Sitting in the Confederation Park School library, Xavier Stonechild-Dorward reads his Maze Runner: The Scorch Trials book out loud – gently moving his fingertips across the braille pages.
The 13-year-old is visually impaired. He started learning how to read braille when he was seven.
“I have a braille bible that’s at my place and then I have the hunger games,” he said, describing his collection of books.
“I was able to get passed the beginner braille code, then I moved here and I started all the contractions,” he explained.
When Xavier moved to Saskatoon three years ago, he quickly became familiar with the Saskatchewan Alternate Format Materials Library (SAFM).
“I’ve been there four times,” he exclaimed. “It’s great to have in the city.”
Xavier is one of about 250 students in the province from kindergarten to Grade 12 with perceptual disabilities.
They get their reading materials from SAFM, which houses almost 4,000 titles.
“Braille, e-text, audio, and large print,” SAFM collection developer Sarah Moloney explained. “There’s curriculum materials for science, math, social studies – all of their core subjects – as well as pleasure reading materials.”
“They wouldn’t be able to learn if they didn’t have access.”
In 2010, Unified English Braille (UEB) was adopted in Canada, meaning all English-speaking countries were using the same universal braille code.
It also meant the library’s collection was no longer valid.
“We have been trying since then to acquire new UEB materials,” Moloney said. “Most of our operating budget goes into curriculum resources.”
Moloney said a braille textbook can cost up to $45,000. A novel – up to $5,000.
“If a student wants a book and they want it in braille – it has to be sent out to be transcribed,” she explained.

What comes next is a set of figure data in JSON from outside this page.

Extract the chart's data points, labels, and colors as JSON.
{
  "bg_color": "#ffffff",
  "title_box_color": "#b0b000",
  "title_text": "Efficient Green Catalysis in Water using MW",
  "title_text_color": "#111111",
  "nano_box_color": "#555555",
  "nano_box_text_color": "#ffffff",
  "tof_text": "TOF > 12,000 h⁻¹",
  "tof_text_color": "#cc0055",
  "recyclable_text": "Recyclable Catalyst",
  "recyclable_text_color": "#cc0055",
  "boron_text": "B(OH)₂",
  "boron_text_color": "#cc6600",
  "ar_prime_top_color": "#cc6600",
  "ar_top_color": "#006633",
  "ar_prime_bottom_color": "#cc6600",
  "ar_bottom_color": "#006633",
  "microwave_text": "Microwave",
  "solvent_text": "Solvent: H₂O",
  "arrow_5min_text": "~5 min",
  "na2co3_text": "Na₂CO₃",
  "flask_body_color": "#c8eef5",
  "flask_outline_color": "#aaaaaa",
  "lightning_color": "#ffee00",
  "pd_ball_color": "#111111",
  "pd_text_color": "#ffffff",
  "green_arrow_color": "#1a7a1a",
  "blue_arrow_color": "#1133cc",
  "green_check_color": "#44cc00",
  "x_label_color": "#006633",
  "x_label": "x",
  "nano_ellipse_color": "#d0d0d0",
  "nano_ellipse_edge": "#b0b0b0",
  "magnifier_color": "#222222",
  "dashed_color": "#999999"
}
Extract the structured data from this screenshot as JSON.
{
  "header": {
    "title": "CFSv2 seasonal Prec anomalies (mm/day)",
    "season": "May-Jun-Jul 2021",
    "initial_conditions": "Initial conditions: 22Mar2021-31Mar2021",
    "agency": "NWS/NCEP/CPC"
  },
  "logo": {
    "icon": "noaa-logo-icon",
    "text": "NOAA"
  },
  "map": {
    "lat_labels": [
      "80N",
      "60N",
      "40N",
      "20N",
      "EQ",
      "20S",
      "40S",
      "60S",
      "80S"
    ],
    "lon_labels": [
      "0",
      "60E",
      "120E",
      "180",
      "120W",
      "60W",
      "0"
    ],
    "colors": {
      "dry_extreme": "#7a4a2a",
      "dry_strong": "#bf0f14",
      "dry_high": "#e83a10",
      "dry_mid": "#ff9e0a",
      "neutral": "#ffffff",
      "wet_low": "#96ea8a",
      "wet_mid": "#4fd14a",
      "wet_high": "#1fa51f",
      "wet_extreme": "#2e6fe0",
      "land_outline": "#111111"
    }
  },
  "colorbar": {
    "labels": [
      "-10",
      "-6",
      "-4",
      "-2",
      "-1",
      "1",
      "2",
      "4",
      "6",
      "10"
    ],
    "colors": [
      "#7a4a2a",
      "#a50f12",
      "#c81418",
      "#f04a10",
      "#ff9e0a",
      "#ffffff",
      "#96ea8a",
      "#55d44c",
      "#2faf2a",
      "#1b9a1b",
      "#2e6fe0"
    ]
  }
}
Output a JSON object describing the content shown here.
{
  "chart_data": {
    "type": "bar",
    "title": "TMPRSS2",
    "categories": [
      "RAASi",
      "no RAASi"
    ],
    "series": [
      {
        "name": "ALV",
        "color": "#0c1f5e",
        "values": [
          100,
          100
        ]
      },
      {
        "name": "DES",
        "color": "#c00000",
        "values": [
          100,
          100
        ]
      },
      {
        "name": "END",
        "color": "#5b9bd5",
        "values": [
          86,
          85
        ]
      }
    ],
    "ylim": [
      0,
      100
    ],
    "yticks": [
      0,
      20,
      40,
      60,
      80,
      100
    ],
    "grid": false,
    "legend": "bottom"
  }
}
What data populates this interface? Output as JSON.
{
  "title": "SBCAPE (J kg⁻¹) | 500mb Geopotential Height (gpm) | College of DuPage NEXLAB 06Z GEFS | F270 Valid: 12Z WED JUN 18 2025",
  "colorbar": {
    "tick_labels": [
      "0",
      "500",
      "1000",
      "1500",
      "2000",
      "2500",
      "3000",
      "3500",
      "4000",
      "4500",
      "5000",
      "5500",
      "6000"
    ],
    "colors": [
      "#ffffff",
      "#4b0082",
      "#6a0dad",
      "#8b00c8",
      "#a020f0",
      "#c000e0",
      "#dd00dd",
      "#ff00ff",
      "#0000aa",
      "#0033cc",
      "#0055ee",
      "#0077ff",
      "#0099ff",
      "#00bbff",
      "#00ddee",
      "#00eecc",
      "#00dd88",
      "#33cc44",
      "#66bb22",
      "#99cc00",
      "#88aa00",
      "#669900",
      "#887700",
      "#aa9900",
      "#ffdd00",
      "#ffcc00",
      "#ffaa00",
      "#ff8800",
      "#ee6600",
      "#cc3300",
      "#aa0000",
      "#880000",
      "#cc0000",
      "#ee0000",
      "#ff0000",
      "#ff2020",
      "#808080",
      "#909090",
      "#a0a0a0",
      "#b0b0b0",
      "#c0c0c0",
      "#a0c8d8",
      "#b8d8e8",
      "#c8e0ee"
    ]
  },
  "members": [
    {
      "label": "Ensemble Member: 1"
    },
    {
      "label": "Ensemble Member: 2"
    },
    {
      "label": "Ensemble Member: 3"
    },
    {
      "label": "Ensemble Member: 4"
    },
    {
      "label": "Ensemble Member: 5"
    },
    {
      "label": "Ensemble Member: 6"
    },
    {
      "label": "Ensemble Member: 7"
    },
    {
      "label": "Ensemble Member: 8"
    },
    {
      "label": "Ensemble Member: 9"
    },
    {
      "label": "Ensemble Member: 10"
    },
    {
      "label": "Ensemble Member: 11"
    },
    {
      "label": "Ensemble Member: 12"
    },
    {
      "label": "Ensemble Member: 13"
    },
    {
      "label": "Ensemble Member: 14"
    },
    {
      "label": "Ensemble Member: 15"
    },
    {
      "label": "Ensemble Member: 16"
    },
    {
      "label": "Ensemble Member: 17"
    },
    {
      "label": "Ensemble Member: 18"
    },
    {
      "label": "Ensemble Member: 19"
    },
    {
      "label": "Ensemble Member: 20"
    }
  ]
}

Operated by the Saskatoon Public School Division, the library is funded by the Ministry of Education.
Thanks to a $12,000 grant from the Canada Post Community Foundation, the SAFM will be able to add to its collection – specifically, getting more pleasure reading materials.
“There’s no substitute for the ability to read, and for a visually impaired student that’s braille,” Moloney said.
It’s something Xavier is thankful for.
“Not all kids get the stuff that I get,” he said.